You need to set arr to point to a block of memory you own, either by calling malloc or by setting it to point to another array. Otherwise it points to a random memory address that may or may not be accessible to you.

In C, casting the result of malloc is discouraged1; it's unnecessary, and in some cases can mask an error if you forget to include stdlib.h or otherwise don't have a prototype for malloc in scope.

I usually recommend malloc calls be written as

T *ptr = malloc(N * sizeof *ptr);

where T is whatever type you're using, and N is the number of elements of that type you want to allocate. sizeof *ptr is equivalent to sizeof (T), so if you ever change T, you won't need to duplicate that change in the malloc call itself.

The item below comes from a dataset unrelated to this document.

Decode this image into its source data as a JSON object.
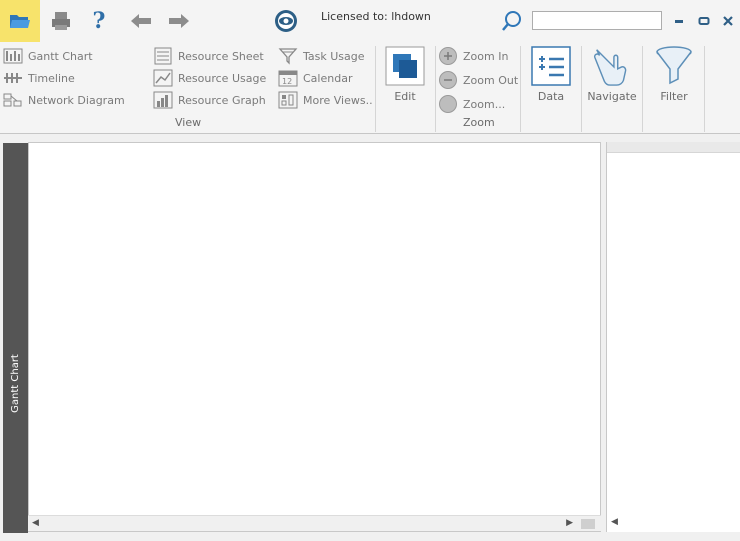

Just one less maintenance headache.

It is giving me the result even without using the malloc

Because you don't explicitly initialize it in the declaration, the initial value of arr is indeterminate2; it contains a random bit string that may or may not correspond to a valid, writable address. The behavior on attempting to read or write through an invalid pointer is undefined, meaning the compiler isn't obligated to warn you that you're doing something dangerous. On of the possible outcomes of undefined behavior is that your code appears to work as intended. In this case, it looks like you're accessing a random segment of memory that just happens to be writable and doesn't contain anything important.

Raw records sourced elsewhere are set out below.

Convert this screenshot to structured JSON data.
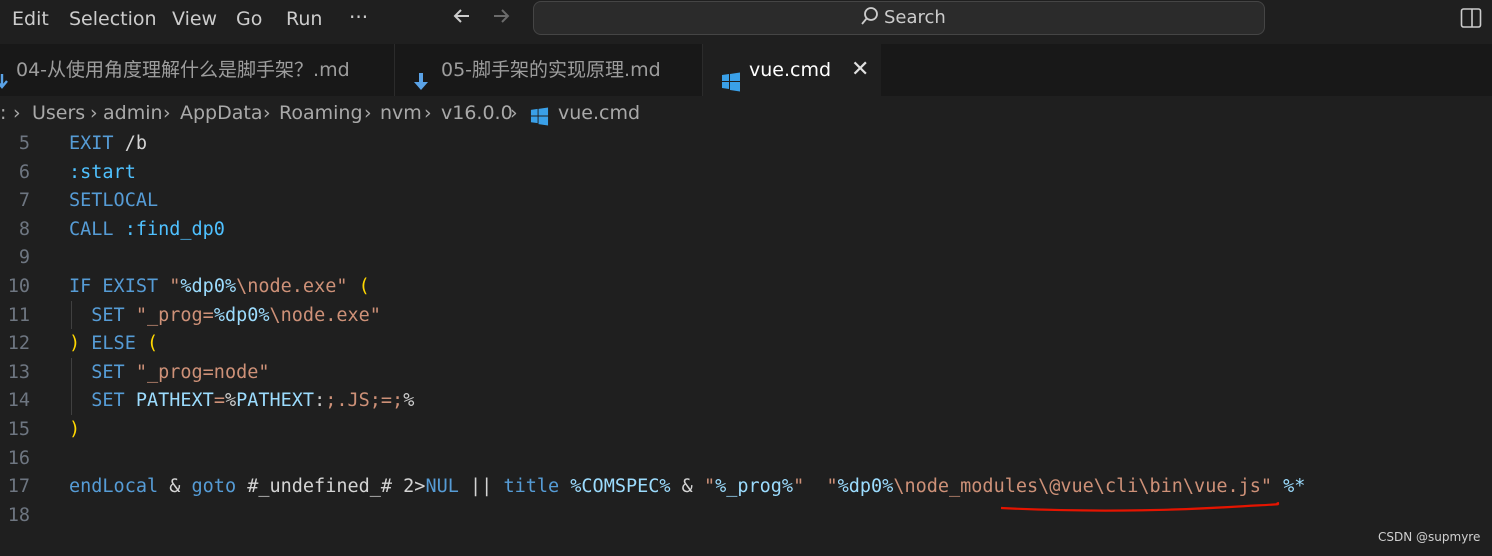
{
  "menu": {
    "items": [
      "Edit",
      "Selection",
      "View",
      "Go",
      "Run",
      "···"
    ]
  },
  "search": {
    "label": "Search"
  },
  "tabs": [
    {
      "label": "04-从使用角度理解什么是脚手架？.md"
    },
    {
      "label": "05-脚手架的实现原理.md"
    },
    {
      "label": "vue.cmd"
    }
  ],
  "breadcrumb": ":",
  "breadcrumb_items": [
    "Users",
    "admin",
    "AppData",
    "Roaming",
    "nvm",
    "v16.0.0",
    "vue.cmd"
  ],
  "editor": {
    "lines": [
      {
        "n": "5",
        "code": "EXIT /b"
      },
      {
        "n": "6",
        "code": ":start"
      },
      {
        "n": "7",
        "code": "SETLOCAL"
      },
      {
        "n": "8",
        "code": "CALL :find_dp0"
      },
      {
        "n": "9",
        "code": ""
      },
      {
        "n": "10",
        "code": "IF EXIST \"%dp0%\\node.exe\" ("
      },
      {
        "n": "11",
        "code": "  SET \"_prog=%dp0%\\node.exe\""
      },
      {
        "n": "12",
        "code": ") ELSE ("
      },
      {
        "n": "13",
        "code": "  SET \"_prog=node\""
      },
      {
        "n": "14",
        "code": "  SET PATHEXT=%PATHEXT:;.JS;=;%"
      },
      {
        "n": "15",
        "code": ")"
      },
      {
        "n": "16",
        "code": ""
      },
      {
        "n": "17",
        "code": "endLocal & goto #_undefined_# 2>NUL || title %COMSPEC% & \"%_prog%\"  \"%dp0%\\node_modules\\@vue\\cli\\bin\\vue.js\" %*"
      },
      {
        "n": "18",
        "code": ""
      }
    ]
  },
  "watermark": "CSDN @supmyre",
  "colors": {
    "keyword": "#569cd6",
    "string": "#ce9178",
    "annotation": "#e51400"
  }
}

My second doubt is ' I am expecting an error in 9th line because I think it must be printf("%s",*arr); or something.

The %s conversion specifier tells printf that the corresponding argument is of type char *, so printf("%s", arr); is correct. If you had used the %c conversion specifier, then yes, you would need to dereference arr with either the * operator or a subscript, such as printf("%c", *arr); or printf("%c", arr[i]);.

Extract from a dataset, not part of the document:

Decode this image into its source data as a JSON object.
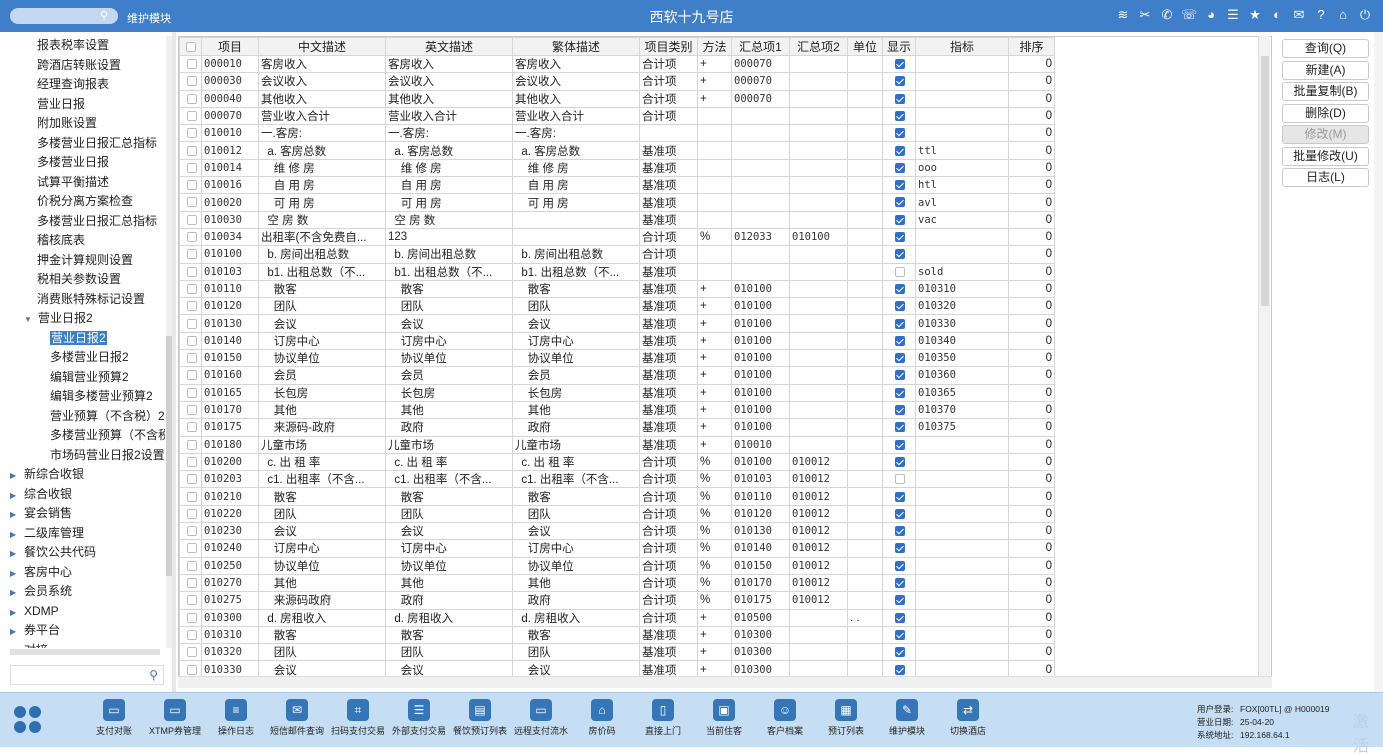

Also, unless your compiler documentation explicitly lists it as a valid signature, you should not define main as void main(); either use int main(void) or int main(int argc, char **argv) instead.


1. The cast is required in C++, since C++ doesn't allow you to assign void * values to other pointer types without an explicit cast
2. This is true for pointers declared at block scope. Pointers declared at file scope (outside of any function) or with the static keyword are implicitly initialized to NULL.